19 de julio de 2013 / 01:36 p.m.

Playa del Carmen• Las “invasiones” con que los regiomontanos han ganado notoriedad nacional no se remiten exclusivamente al futbol: las playas del país se encuentran copadas de habitantes de la Sultana del Norte.

Y Playa del Carmen, en el municipio de Solidaridad, Quintana Roo, en el corazón de la Rivera Maya, no es la excepción, al igual que la vecina ciudad de Cancún, a 45 minutos de distancia por automóvil.

Al caminar por la orilla del Caribe mexicano es prácticamente imposible no toparse con alguien de Nuevo León, las palabras y los modos delatan a todos los que son del norte.

Benito Medina y su esposa Olga Nelly, vecinos de San Nicolás de los Garza, llegaron a estas playas a principio de semana, y se quedarán hasta el domingo, como festejo a la jefa de la casa.

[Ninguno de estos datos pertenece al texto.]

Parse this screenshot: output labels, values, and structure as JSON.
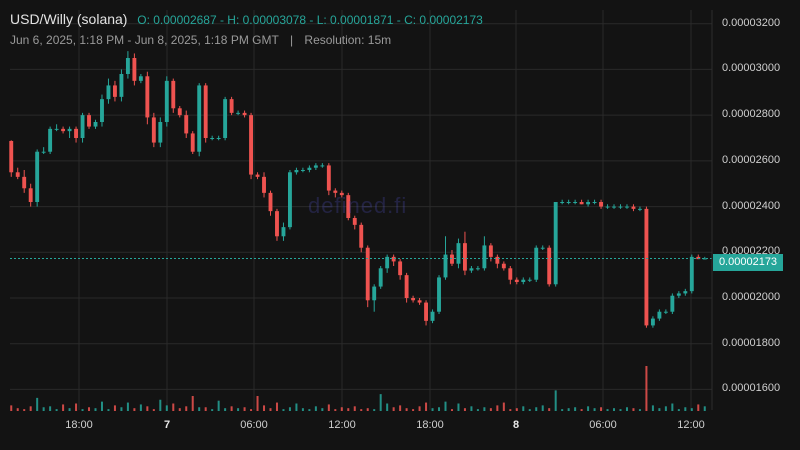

Ella, ataviada con vestido blanco casi obligatorio para la zona, presume que “se surtió” muy bien en la Quinta Avenida, referente comercial obligado para aquellos que visitan Playa del Carmen.

Lo mismo encuentras ropa de marca que chucherías, además de plata de la buena, según cuenta Olga, pues logró que su su marido le comprara un collar y pulsera, con un valor de “unos mil pesitos”.

A ellos los acompañan sus compadres, los Villanueva Hernández, que festejan las bodas de plata, 25 años de casados que llegaron en 2012 pero que hasta ahora consiguieron celebrar como esperaban.

Guillermo y Magdalena, de Escobedo, afirman que llegaron enamorados y aquí lo reafirmaron todavía más: él intenta cargarla a la orilla del mar para comprobarlo, pero ella se resiste en medio de risas.

Antes de agradecer la plática afirman que no extrañan nada de Monterrey –ni a sus Rayados, de los que se dicen fieles seguidores–, a no ser sus hijos y nietos que se quedaron en la rutina de la ciudad.

En tanto, los días en Playa del Carmen son de contrastes: soleado por la mañana, se nubla al mediodía y cae una ligera llovizna, que desaparece tan pronto como llegó para dar paso a otro período de Sol.

Negros nubarrones anticipan la noche al filo de las 19:00, empiezan los truenos y la gente corre a refugiarse a sus habitaciones porque la lluvia ahora sí cae con fuerza, y la bandera roja que los salvavidas han colocado marca el fin de la diversión al aire libre.

Así ha sido toda la semana y así seguirá al menos hasta los primeros días de la próxima, de acuerdo al reporte meteorológico, que por estos lugares es letra sagrada para los operadores turísticos.

Pero eso parece no importar, porque los pareos, trajes de baño y sandalias son reemplazados por vestidos, ropa casual y zapatos que indican que la noche de antro ha iniciado en Playa del Carmen.